Few changes to spending power next year, but some will be hurt
Most households will hardly see any improvement in their purchasing power, excluding those where the composition of the household changes. Most groups will have about as much to spend next year as this year, the Ministry of Social Affairs reported on Budget Day. The economy is recovering strongly and collectively negotiated wages are rising, but prices are also going up.
Lower income groups will benefit relatively more than the highest income group, and subsidy recipients benefit slightly more than employed and retired people. The only group whose disposable income will slightly decline are the single earners. Families with one breadwinner and an average income in particular will see purchasing power go down by about 0.5 percent, relatively worse than other demographics.
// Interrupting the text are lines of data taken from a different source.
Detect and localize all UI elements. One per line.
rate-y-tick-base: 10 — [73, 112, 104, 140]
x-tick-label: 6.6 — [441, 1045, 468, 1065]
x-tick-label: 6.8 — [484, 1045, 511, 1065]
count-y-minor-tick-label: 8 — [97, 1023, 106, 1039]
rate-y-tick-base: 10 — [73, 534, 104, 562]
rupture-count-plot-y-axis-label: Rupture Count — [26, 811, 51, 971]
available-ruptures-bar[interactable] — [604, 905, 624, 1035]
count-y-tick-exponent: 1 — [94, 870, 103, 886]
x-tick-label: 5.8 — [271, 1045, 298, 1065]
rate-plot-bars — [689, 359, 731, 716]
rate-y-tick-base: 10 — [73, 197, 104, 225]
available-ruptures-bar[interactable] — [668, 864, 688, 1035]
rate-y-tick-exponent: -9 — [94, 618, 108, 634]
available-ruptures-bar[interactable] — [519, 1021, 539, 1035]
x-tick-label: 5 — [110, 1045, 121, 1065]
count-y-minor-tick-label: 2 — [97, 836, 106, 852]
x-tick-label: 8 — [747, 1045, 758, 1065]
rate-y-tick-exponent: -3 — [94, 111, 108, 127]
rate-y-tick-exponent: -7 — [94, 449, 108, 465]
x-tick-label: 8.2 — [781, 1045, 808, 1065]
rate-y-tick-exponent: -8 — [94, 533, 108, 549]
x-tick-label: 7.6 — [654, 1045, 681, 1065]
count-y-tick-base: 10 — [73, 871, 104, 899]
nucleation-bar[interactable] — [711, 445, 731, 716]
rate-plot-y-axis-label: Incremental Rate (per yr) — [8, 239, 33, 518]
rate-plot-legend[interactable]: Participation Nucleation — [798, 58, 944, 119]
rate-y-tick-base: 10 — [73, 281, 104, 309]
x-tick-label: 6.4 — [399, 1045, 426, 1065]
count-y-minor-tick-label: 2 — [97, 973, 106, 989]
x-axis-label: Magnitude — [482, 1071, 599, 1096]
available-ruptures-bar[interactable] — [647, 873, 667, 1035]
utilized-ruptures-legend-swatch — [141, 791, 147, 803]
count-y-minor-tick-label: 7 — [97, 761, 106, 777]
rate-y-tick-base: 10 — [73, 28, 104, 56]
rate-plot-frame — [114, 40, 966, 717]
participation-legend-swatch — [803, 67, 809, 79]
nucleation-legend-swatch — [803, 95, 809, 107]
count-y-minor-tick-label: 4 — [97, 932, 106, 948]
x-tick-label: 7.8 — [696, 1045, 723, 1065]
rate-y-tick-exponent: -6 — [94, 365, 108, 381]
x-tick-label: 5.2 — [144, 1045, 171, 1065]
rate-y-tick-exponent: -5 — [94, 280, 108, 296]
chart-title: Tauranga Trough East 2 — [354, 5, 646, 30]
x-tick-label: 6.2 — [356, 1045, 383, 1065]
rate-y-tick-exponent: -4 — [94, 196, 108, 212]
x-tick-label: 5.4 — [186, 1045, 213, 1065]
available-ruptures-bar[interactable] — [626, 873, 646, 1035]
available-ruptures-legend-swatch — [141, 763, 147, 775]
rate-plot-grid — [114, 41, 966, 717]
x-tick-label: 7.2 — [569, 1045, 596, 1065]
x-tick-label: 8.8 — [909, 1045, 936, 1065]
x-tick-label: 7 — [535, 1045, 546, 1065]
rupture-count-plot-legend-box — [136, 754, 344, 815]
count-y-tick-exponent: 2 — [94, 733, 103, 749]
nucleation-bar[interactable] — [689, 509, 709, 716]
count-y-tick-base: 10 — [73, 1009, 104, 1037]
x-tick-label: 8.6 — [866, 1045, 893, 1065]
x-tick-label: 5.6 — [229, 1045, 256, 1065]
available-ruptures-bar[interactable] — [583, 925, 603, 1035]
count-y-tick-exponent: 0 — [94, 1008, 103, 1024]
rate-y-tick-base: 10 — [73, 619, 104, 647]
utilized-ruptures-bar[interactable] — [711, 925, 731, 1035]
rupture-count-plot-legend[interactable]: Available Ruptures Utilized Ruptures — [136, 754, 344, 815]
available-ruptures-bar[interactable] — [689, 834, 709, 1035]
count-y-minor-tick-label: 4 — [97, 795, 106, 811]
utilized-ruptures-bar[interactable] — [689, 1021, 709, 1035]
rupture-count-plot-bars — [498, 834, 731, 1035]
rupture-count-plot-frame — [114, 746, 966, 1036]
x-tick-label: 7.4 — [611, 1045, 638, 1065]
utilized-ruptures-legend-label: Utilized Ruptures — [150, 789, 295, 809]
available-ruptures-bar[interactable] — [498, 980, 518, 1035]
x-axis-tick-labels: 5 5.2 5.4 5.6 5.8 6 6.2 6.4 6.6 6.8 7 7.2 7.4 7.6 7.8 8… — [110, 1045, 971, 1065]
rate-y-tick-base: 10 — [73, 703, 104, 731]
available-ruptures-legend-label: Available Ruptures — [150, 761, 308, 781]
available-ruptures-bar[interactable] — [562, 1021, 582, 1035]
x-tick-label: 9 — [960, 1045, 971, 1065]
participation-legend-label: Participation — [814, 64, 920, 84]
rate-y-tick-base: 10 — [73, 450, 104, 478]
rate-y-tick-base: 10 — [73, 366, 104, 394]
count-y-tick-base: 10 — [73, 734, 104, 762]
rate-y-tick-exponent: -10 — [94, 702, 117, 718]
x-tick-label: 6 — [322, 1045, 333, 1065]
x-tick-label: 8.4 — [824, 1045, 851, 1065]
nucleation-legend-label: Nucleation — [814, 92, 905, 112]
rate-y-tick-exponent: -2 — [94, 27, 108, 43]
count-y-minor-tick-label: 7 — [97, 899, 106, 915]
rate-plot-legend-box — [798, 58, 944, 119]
This is partly due to the phasing out of the tax credit known as the "aanrechtsubsidie," a general tax credit for the lowest earner in a household.
This group will be in decline, despite more than 200 million euros being allocated by the government for tax relief for single wage earners, families and people with a low income.
Furthermore, it is mainly measures that are already in place that will have an effect on disposable income, such as the announced phasing out of the tax deduction for the self-employed.
The government expects the economy to recover better from the coronavirus crisis than previously thought. In 2022 the economy will grow 3.5 percent. Growth of 3.9 percent is assumed for this year.
The purchasing power projections only apply if a personal situation does not change. The government expects slightly more unemployed people due to the expiry of the coronavirus economic support packages, but the effect of this is not visible in the purchasing power overview.